TARACHANSKY: It is in the midst of this debate that the Israeli prime minister announced his new law. Speaking at Sunday’s cabinet meeting, he added:
NETANYAHU: For the existence of the state of Israel as the nation state of the Jewish nation, there isn’t enough definition in our basic laws. And that’s what the proposed basic law aims for. It will define the national right of the Jewish nation over the land of Israel. And it will do so without hurting the rights of any citizen.
TARACHANSKY: In today’s legal system, it’s nearly impossible to become a citizen in Israel for a non-Jewish person. Israel’s land laws prevent non-Jews from purchasing land, 13 percent of which is owned by the Jewish National Fund, which explicitly stipulates the land is to be used for the benefit of the Jewish people only.

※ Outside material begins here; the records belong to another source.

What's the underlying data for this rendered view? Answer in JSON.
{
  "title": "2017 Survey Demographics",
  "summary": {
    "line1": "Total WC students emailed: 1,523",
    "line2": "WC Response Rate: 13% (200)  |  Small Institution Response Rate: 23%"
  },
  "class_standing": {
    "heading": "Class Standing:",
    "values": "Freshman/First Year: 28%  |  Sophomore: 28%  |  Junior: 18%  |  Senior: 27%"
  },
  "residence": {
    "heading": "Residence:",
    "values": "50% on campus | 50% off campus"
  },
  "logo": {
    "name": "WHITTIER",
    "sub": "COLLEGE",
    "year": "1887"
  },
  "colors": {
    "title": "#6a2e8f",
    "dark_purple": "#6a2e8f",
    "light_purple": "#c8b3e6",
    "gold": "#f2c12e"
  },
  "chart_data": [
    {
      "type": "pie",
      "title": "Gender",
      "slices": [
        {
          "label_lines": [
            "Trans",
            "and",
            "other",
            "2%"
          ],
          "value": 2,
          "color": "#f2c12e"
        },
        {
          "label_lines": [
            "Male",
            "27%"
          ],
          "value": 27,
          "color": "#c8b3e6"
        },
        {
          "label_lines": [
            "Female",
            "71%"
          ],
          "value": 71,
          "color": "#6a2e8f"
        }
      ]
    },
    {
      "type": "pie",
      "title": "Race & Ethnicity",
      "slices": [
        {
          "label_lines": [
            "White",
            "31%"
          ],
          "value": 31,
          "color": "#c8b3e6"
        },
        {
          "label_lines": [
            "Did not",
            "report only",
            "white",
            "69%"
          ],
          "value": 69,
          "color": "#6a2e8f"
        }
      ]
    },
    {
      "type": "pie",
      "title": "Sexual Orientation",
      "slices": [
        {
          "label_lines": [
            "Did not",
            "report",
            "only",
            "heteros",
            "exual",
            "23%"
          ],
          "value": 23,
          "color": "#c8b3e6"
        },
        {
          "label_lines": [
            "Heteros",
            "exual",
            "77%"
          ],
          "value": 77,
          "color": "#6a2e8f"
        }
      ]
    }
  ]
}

Shortly after the mass displacement of the Palestinians in 1948, their properties and lands were confiscated by the state and redistributed to the Jewish citizens. Not one village or town was established for non-Jewish citizens in Israel, while hundreds were built for the incoming Jewish immigrants. Along with a discriminatory distribution of state funds to Arab municipalities, these conditions created huge economic and legal disparity between Israel’s Jewish and non-Jewish citizens.
In a recent documentary by this journalist titled On the Side of the Road, the struggle for equality in Israel was framed simply by the extreme right-wing member of parliament David Rotem.
DAVID ROTEM, ISRAELI MEMBER OF PARLIAMENT (SUBTITLED TRANSL.): Some don’t see this state as a Jewish and democratic state and are trying to turn it into a state for all its citizens. But it won’t succeed. We will stop you.
TARACHANSKY: Netanyahu’s decision to pursue such a law therefore raises many questions, as, if Israel defines itself explicitly as a Jewish state, it would have to define who is a Jewish person–a sensitive issue debated for decades by its chief rabbis. More importantly, it would have to define what citizenship means for those who are not Jewish, and even more so for the millions of Palestinian noncitizens under Israel’s military rule in the West Bank and Gaza.
For The Real News, I’m Lia Tarachansky in Tel Aviv.